Understanding Piezoelectricity of High-Performance Potassium Sodium Niobate Ceramics from Diffused Multi-phase Coexistence and Domain Feature

The understanding of high piezoelectricity in potassium sodium niobate (KNN)-based ceramics with new phase boundary was still limited within the unpoled sample. Here, the phase structure, domain structure, and phenomenological theory were studied on both unpoled and poled ceramics by taking (0.99-x)(K0.48Na0.52)(Nb0.955Sb0.045)O3-0.01SrZrO3-x(Bi0.5Ag0.5)ZrO3 ceramics as an example. Shifting phase transition temperatures to room temperature can form the coexistence of ferroelectric matrix containing orthorhombic-tetragonal (O-T) coexisted phase and rhombohedral (R)-related polar nanoregions (PNRs), and then the miniatured and nanoscale domain structure can be demonstrated.
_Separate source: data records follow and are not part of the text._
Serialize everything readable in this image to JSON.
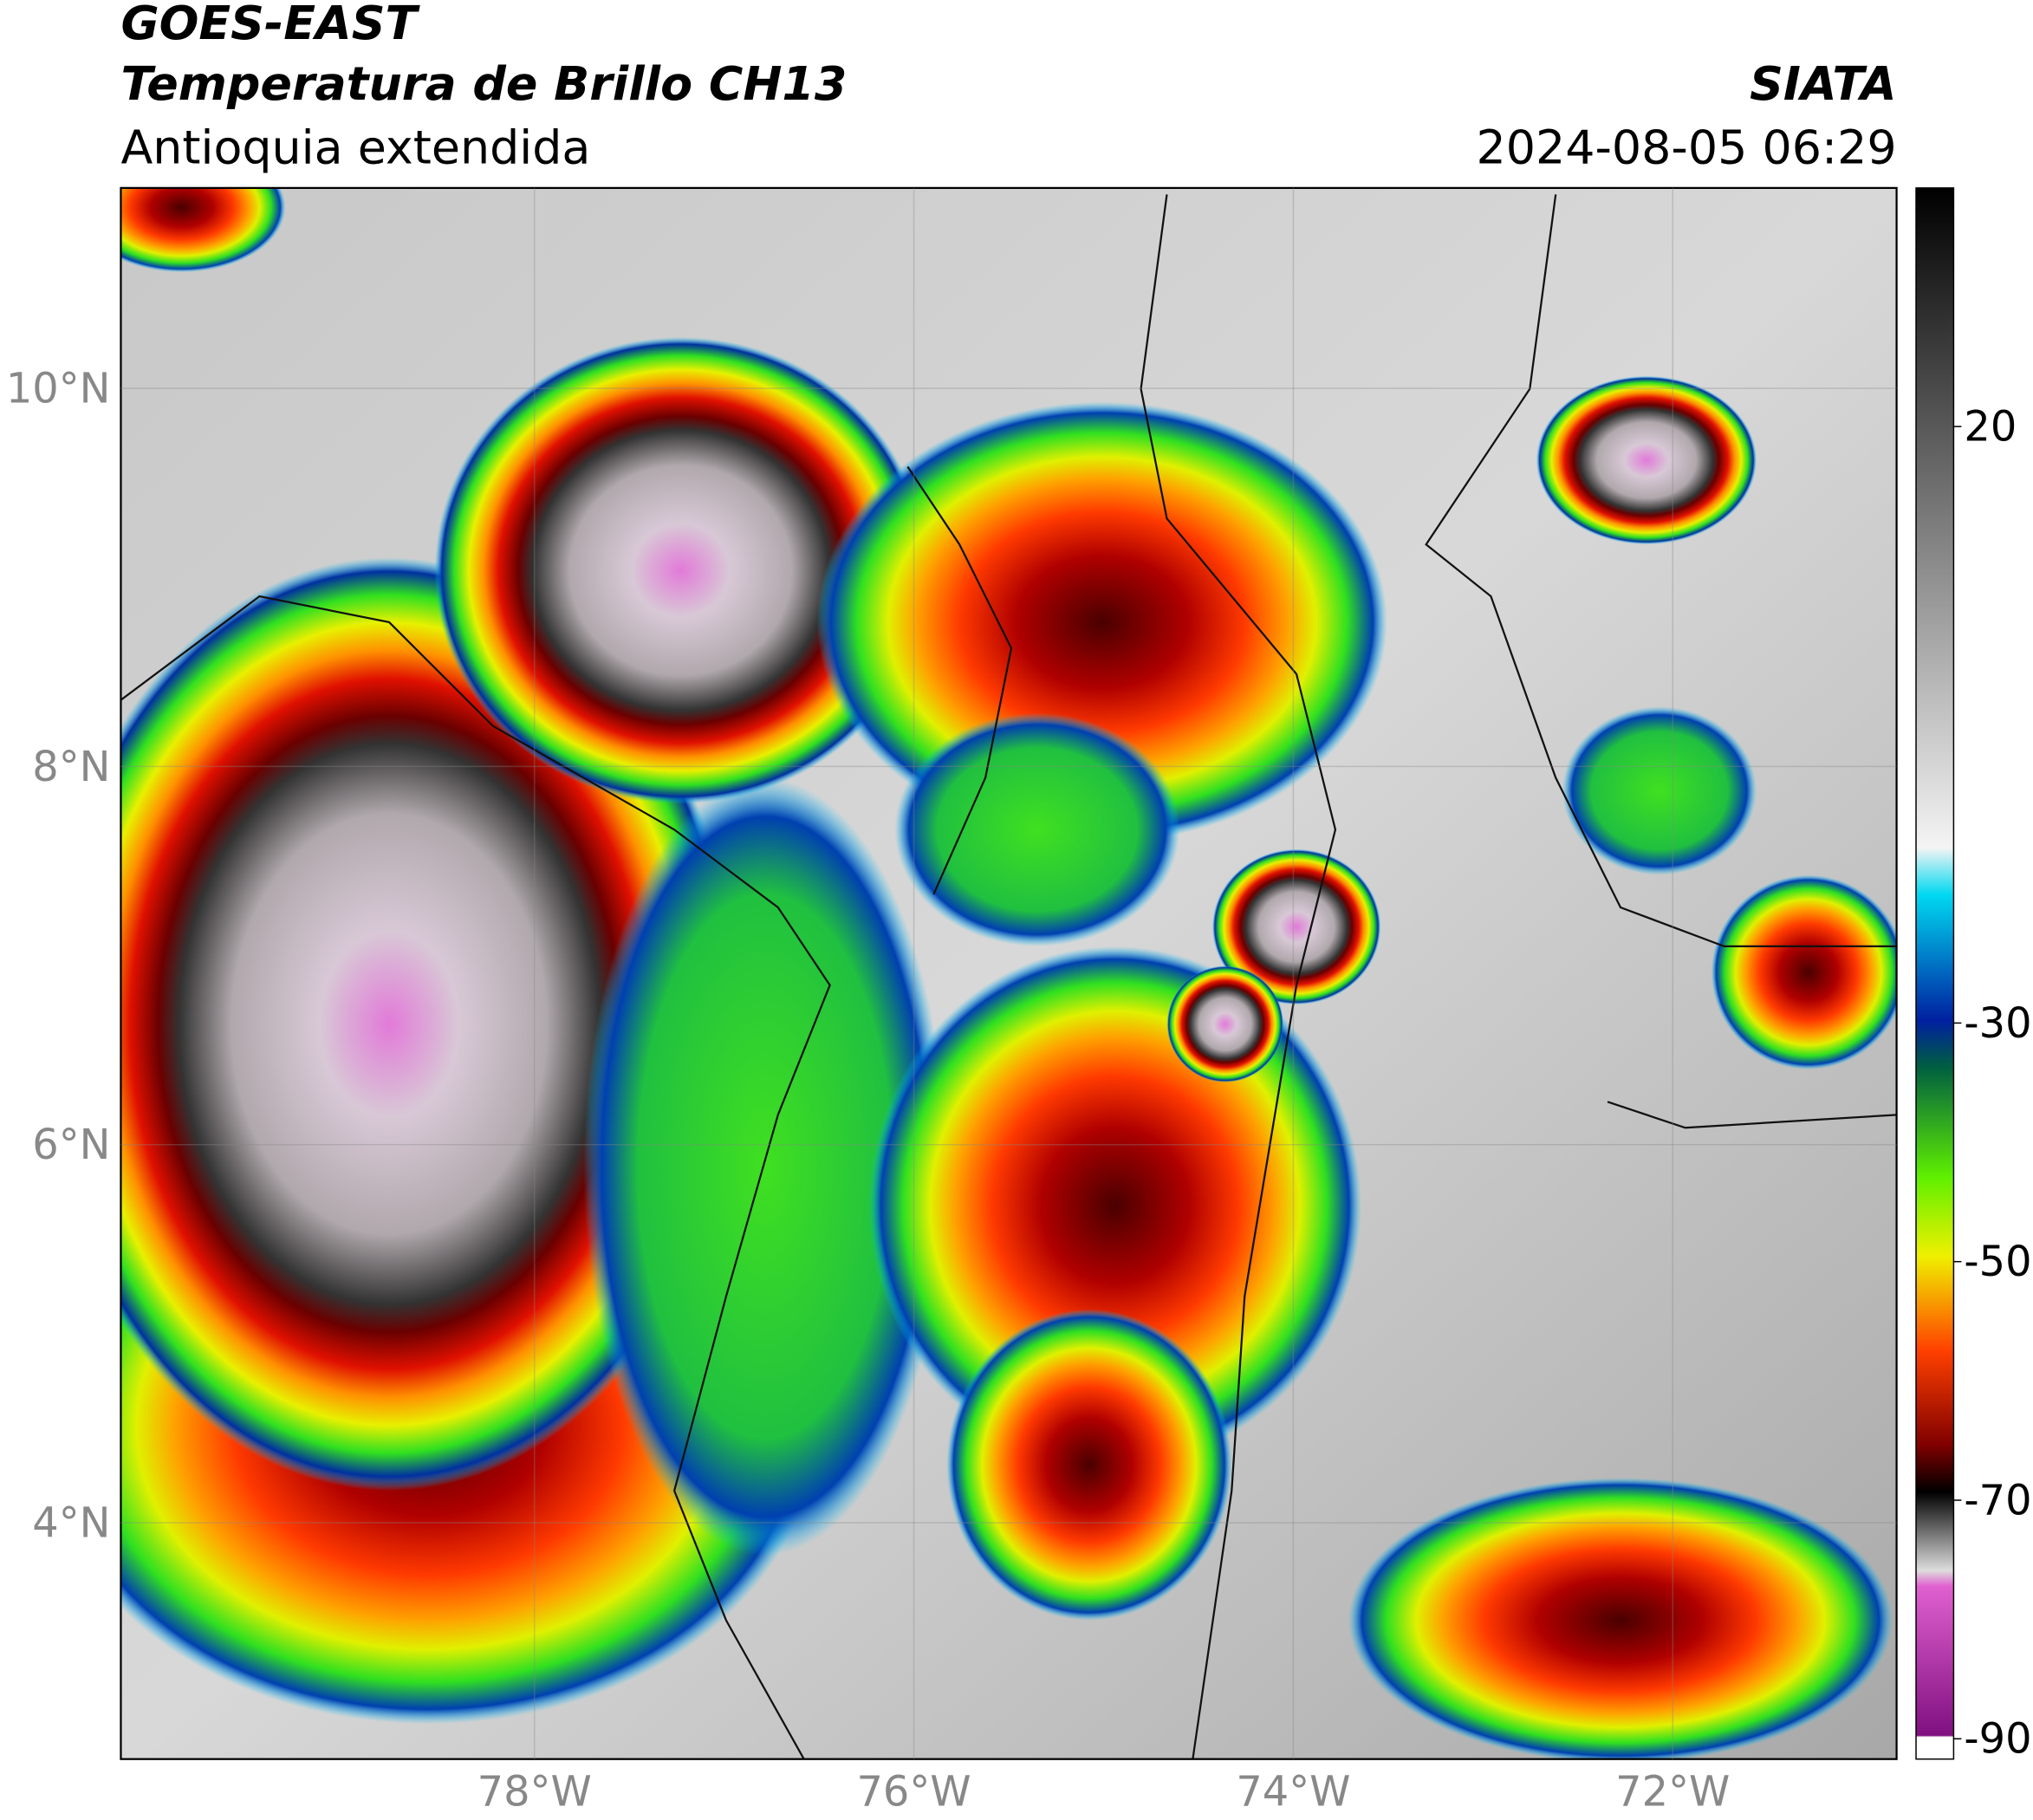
{
  "header": {
    "title": "GOES-EAST",
    "subtitle": "Temperatura de Brillo CH13",
    "region": "Antioquia extendida",
    "source": "SIATA",
    "timestamp": "2024-08-05 06:29"
  },
  "map": {
    "xlim": [
      -80.18,
      -70.82
    ],
    "ylim": [
      2.75,
      11.06
    ],
    "xticks": [
      {
        "value": -78,
        "label": "78°W"
      },
      {
        "value": -76,
        "label": "76°W"
      },
      {
        "value": -74,
        "label": "74°W"
      },
      {
        "value": -72,
        "label": "72°W"
      }
    ],
    "yticks": [
      {
        "value": 4,
        "label": "4°N"
      },
      {
        "value": 6,
        "label": "6°N"
      },
      {
        "value": 8,
        "label": "8°N"
      },
      {
        "value": 10,
        "label": "10°N"
      }
    ]
  },
  "colorbar": {
    "lim": [
      -91.7,
      40
    ],
    "ticks": [
      20,
      -30,
      -50,
      -70,
      -90
    ]
  }
}
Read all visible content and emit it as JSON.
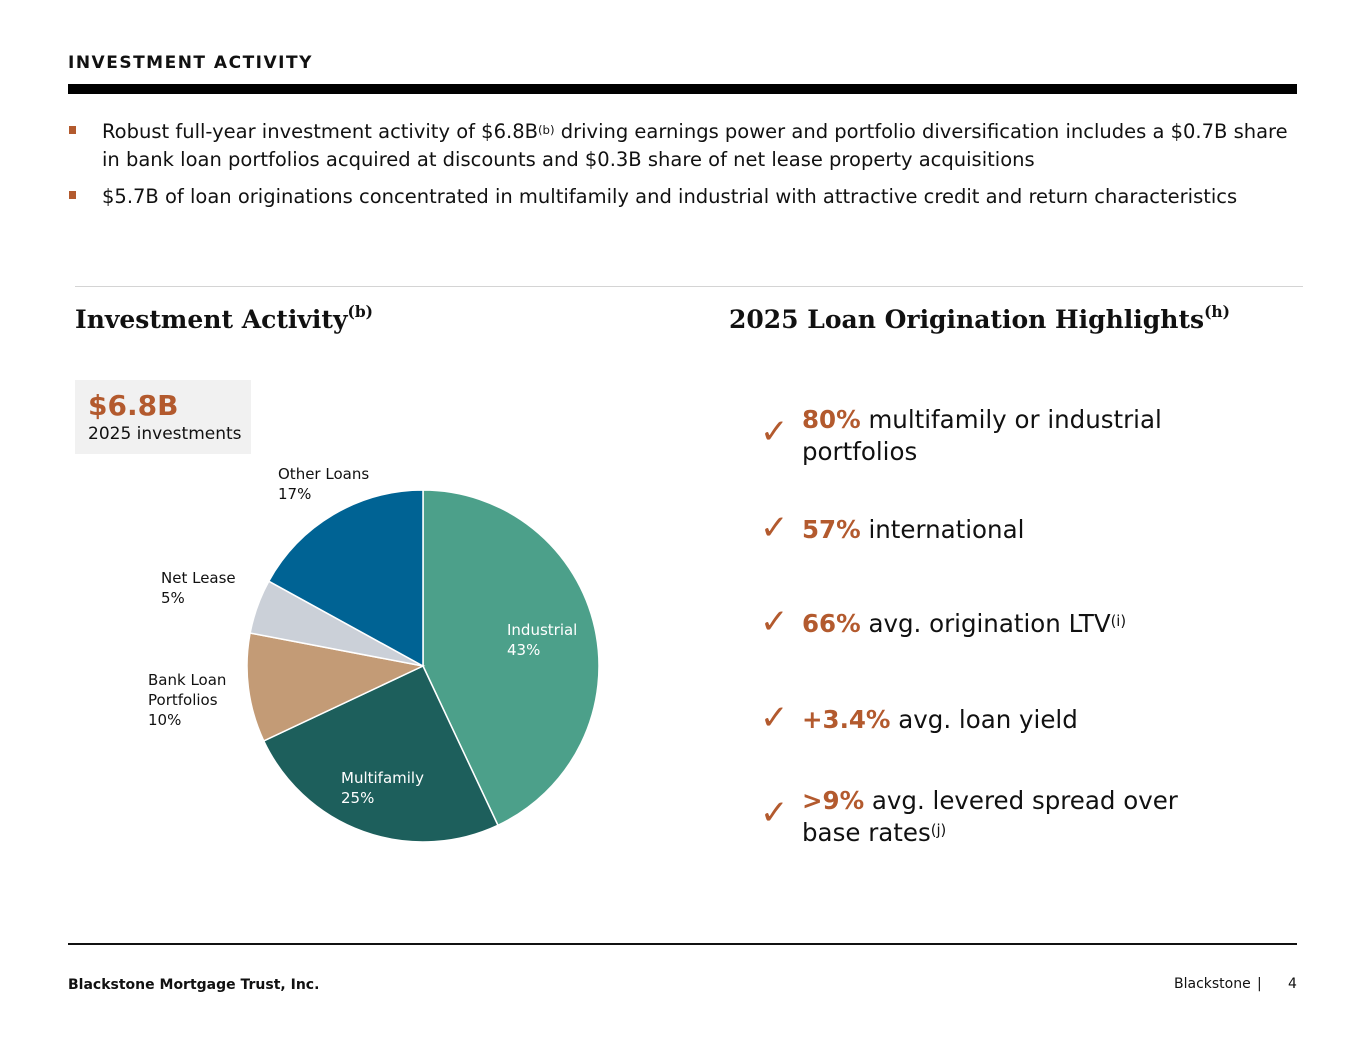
{
  "header": {
    "section_title": "INVESTMENT ACTIVITY"
  },
  "bullets": [
    {
      "text_before": "Robust full-year investment activity of $6.8B",
      "sup": "(b)",
      "text_after": " driving earnings power and portfolio diversification includes a $0.7B share in bank loan portfolios acquired at discounts and $0.3B share of net lease property acquisitions"
    },
    {
      "text_before": "$5.7B of loan originations concentrated in multifamily and industrial with attractive credit and return characteristics",
      "sup": "",
      "text_after": ""
    }
  ],
  "left_panel": {
    "title": "Investment Activity",
    "title_sup": "(b)",
    "kpi_value": "$6.8B",
    "kpi_label": "2025 investments"
  },
  "right_panel": {
    "title": "2025 Loan Origination Highlights",
    "title_sup": "(h)",
    "check_icon": "checkmark-icon",
    "highlights": [
      {
        "accent": "80%",
        "text": " multifamily or industrial portfolios",
        "sup": ""
      },
      {
        "accent": "57%",
        "text": " international",
        "sup": ""
      },
      {
        "accent": "66%",
        "text": " avg. origination LTV",
        "sup": "(i)"
      },
      {
        "accent": "+3.4%",
        "text": " avg. loan yield",
        "sup": ""
      },
      {
        "accent": ">9%",
        "text": " avg. levered spread over base rates",
        "sup": "(j)"
      }
    ]
  },
  "colors": {
    "accent": "#B35A2E",
    "industrial": "#4CA08A",
    "multifamily": "#1D5F5C",
    "bank_loan": "#C39B76",
    "net_lease": "#CBD0D8",
    "other_loans": "#006394"
  },
  "chart_data": {
    "type": "pie",
    "title": "Investment Activity",
    "total_label": "$6.8B 2025 investments",
    "start": "top",
    "direction": "clockwise",
    "slices": [
      {
        "label": "Industrial",
        "value": 43,
        "display": "43%",
        "color": "#4CA08A",
        "label_position": "inside"
      },
      {
        "label": "Multifamily",
        "value": 25,
        "display": "25%",
        "color": "#1D5F5C",
        "label_position": "inside"
      },
      {
        "label": "Bank Loan Portfolios",
        "value": 10,
        "display": "10%",
        "color": "#C39B76",
        "label_position": "outside"
      },
      {
        "label": "Net Lease",
        "value": 5,
        "display": "5%",
        "color": "#CBD0D8",
        "label_position": "outside"
      },
      {
        "label": "Other Loans",
        "value": 17,
        "display": "17%",
        "color": "#006394",
        "label_position": "outside"
      }
    ],
    "legend": "none"
  },
  "footer": {
    "company": "Blackstone Mortgage Trust, Inc.",
    "brand": "Blackstone",
    "separator": "|",
    "page_number": "4"
  }
}
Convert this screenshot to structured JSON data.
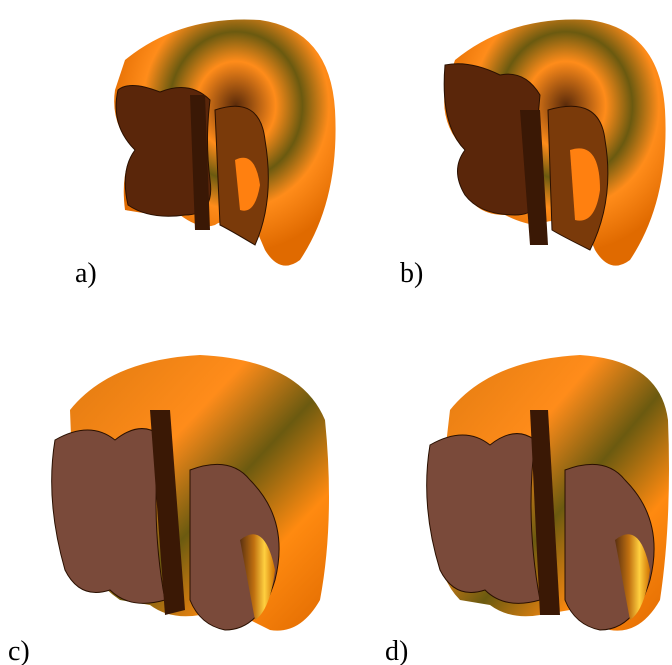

During the poling process, the R phase-related PNRs can facilitate the domain switching and polarization rotation, resulting in the single domain structure and the enhanced evidence of R phase. Therefore, high piezoelectricity originates from a single domain feature as well as the diffused multi-phase coexistence in association with R phase related PNRs. This study provides a systematical view to explain the physical mechanisms of enhanced piezoelectricity in KNN-based ceramics.